Figure 1. Current long-range radar out of Tallahassee, FL.

It's pretty amazing (and a little unnerving) how quickly this storm sprang up. TD 4 developed literally overnight, and has the potential to be a strong tropical storm by the time it makes landfall tonight along the Florida Peninsula. TD 4 reminds me of 2007's Hurricane Humberto, which became a hurricane just 24 hours after first appearing as a tropical depression. I don't think TD 4 has time to reach hurricane strength, since wind shear as diagnosed by the SHIPS model was moderate, 10 - 15 knots, but it does have time to strengthen into a 50 - 60 mph tropical storm before landfall. Given that the storm is so small, storm surge flooding should not exceed 3 -5 feet, and will not be the major hazard from TD 4; inland flooding from heavy rain of 3 - 6 inches is likely to be the main threat from the storm.

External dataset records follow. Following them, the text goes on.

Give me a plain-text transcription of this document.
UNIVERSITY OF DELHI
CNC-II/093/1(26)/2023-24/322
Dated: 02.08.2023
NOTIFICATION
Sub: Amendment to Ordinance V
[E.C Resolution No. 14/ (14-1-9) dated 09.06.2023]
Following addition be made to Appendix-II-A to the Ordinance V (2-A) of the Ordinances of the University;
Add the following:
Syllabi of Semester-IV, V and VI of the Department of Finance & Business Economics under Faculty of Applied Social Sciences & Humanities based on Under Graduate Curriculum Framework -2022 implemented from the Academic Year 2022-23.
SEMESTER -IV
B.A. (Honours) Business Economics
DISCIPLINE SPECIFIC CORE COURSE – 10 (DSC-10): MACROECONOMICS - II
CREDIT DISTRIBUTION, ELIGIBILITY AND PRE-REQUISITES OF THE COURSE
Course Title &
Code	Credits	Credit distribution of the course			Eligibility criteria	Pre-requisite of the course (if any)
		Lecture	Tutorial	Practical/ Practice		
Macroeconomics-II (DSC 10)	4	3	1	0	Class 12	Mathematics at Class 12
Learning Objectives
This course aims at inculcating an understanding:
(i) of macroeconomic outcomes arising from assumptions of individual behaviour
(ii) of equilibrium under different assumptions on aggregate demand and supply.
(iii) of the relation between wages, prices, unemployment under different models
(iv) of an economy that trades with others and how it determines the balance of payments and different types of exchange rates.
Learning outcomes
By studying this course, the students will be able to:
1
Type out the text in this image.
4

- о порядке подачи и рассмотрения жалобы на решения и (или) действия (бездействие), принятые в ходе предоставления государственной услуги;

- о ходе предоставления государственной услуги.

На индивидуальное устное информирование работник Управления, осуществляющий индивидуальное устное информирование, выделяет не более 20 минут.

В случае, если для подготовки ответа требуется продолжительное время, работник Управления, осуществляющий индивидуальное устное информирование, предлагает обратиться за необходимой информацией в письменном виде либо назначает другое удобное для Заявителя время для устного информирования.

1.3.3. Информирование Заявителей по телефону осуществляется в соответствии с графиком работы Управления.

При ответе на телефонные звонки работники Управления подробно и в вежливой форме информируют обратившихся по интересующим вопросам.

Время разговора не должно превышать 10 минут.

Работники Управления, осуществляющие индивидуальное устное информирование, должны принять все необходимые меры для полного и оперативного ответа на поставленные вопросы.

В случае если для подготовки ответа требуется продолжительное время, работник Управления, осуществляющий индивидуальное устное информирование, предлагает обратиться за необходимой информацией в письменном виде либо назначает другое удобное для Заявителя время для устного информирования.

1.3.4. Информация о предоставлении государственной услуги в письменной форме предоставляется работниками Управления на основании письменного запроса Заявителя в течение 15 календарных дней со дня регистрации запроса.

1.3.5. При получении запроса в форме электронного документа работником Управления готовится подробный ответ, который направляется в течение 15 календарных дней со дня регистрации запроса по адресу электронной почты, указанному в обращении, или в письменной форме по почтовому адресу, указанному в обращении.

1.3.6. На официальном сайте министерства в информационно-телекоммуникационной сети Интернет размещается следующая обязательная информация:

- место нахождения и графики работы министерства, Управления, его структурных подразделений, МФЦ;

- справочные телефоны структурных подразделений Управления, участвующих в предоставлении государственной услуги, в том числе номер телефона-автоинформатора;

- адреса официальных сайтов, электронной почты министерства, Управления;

Tropical Storm Ana continues to struggle
Tropical Storm Ana continues to struggle. Dry air continues to plague the storm, thanks to the large area of Saharan air the storm is embedded in. Ana's heavy thunderstorms are limited to just one small spot near the center. Wind shear appears to have lessened some, though, since yesterday. Thunderstorms were not able to form at all near the center yesterday, since strong wind shear tends to blow a storm's heavy thunderstorms to one side of the storm, exposing the low-level center to view. With heavy thunderstorms building near the center this morning, shear appears to be less of a problem for the storm. Top winds seen by this morning's QuikSCAT pass were about 35 mph. The outer rain showers from Ana should appear on radar out of Martinique today.

Shear is low (5 - 10 knots), and is forecast to remain low for the next two days. SSTs are warm, 28°C, and will warm further over the next two days. However, there is so much dry air around Ana that significant strengthening appears unlikely. Nearly all of the models predict Ana will dissipate sometime in the next three days, though the HWRF and GFDL predict that this will happen because Ana will move over the rugged terrain of Hispaniola. Ana is likely not strong enough to survive an encounter with the big island that the Dominican Republic and Haiti share. At this time, it does not appear that Ana will be moist enough to cause a major flooding disaster on Hispaniola.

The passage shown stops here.